I have a "love-hate" relationship with
Gods & Generals. I love the opening with the flags and the song "Going Home." I love that there are a lot of small details that are based on historic facts. I've read several primary source accounts that verify things that were portrayed in the film. And when I visited the Manassas National Battlefield Park, I was blown away when I saw the VMI jacket (with the fatal bullet hole) of Cadet Charlie Norris, a young man featured in the film. He was the guy who said, "C'mon boys! Quick and we can whip 'em!" Right before he impulsively ran ahead without orders to charge the Union lines.) I did not know the story was true and I was amazed to see the truth revealed to me and not just be reading the story in a book. Indeed, there are a lot of facts and stories I did not know about the Civil War before I saw this film.
But
Gods & Generals is a major disappointment as a movie. The film is a celluloid monument to the Lost Cause. It is the spiritual successor to
Gone With the Wind and that movie is the spiritual succesor to
Birth of a Nation. Anyway, when I saw
Gods & Generals in the theatres in 2003, I couldn't define what the Lost Cause was if someone asked me because I was unfamiliar with the term, though I knew the ingredients of it: the war was fought over states' rights. many Black people were faithful servants to their masters. Southerners fought hard but they were beaten by superior numbers. They lost not because they were poor soldiers. They lost because the North beat them with overwhelming resources.
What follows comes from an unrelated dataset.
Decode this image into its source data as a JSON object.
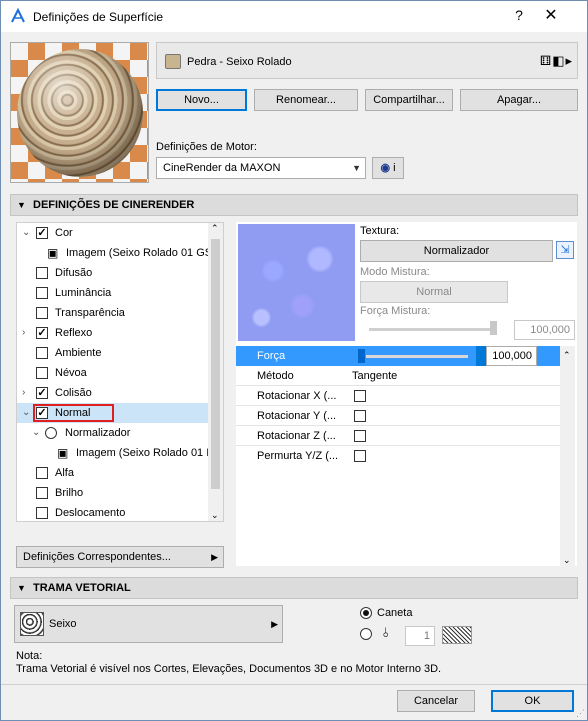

Many of the scenes are bad history, plain and simple. The opening scene with Robert E. Lee and Preston Blair is just wrong from top to bottom.
I've written a blog post about this. In the next scene, which takes place April 1861, where the movie introduces Jackson, the caption on the screen says "Major Thomas Jonathan Jackson, U.S. Army." Another mistake. Jackson had resigned from the US Army in 1851 and never went back. He resigend to become a professor at VMI and the uniform he wears in that scene is the blue uniform of the Virginia State Militia... not the blue uniform of the Federal Army. If you watch the scene, take a look at his belt buckle- it's a Virginia State belt buckle.
And the scene before Fredericksburg where Jackson tells Jim Lewis that some people in the Confederate High command are seriously contemplating enlisting Blacks as soldiers as pure and simple BS. I don't believe this conversation ever took place.
This movie presents a sanitized, Christian Confederacy that reluctantly finds itself thrown into an unwanted war. It shows slavery as such a benign institution, that when Martha Beale and Jim Lewis speak of the desire for freedom, you almost wonder why they would want to leave the wonderful life they apppear to already have. It's nice that it gets details right like someone's uniform or the rifles the 1st Virginia used or whatever... but by misrepresenting the big stories of slavery and what the Confederacy was really about... all of the historic facts it painstakingly got right are sacrificed to Lost Cause nonsense.
I recall hearing that 1500 historians worked on this film. I'm not sure what they did.. but "work" is not the word for it.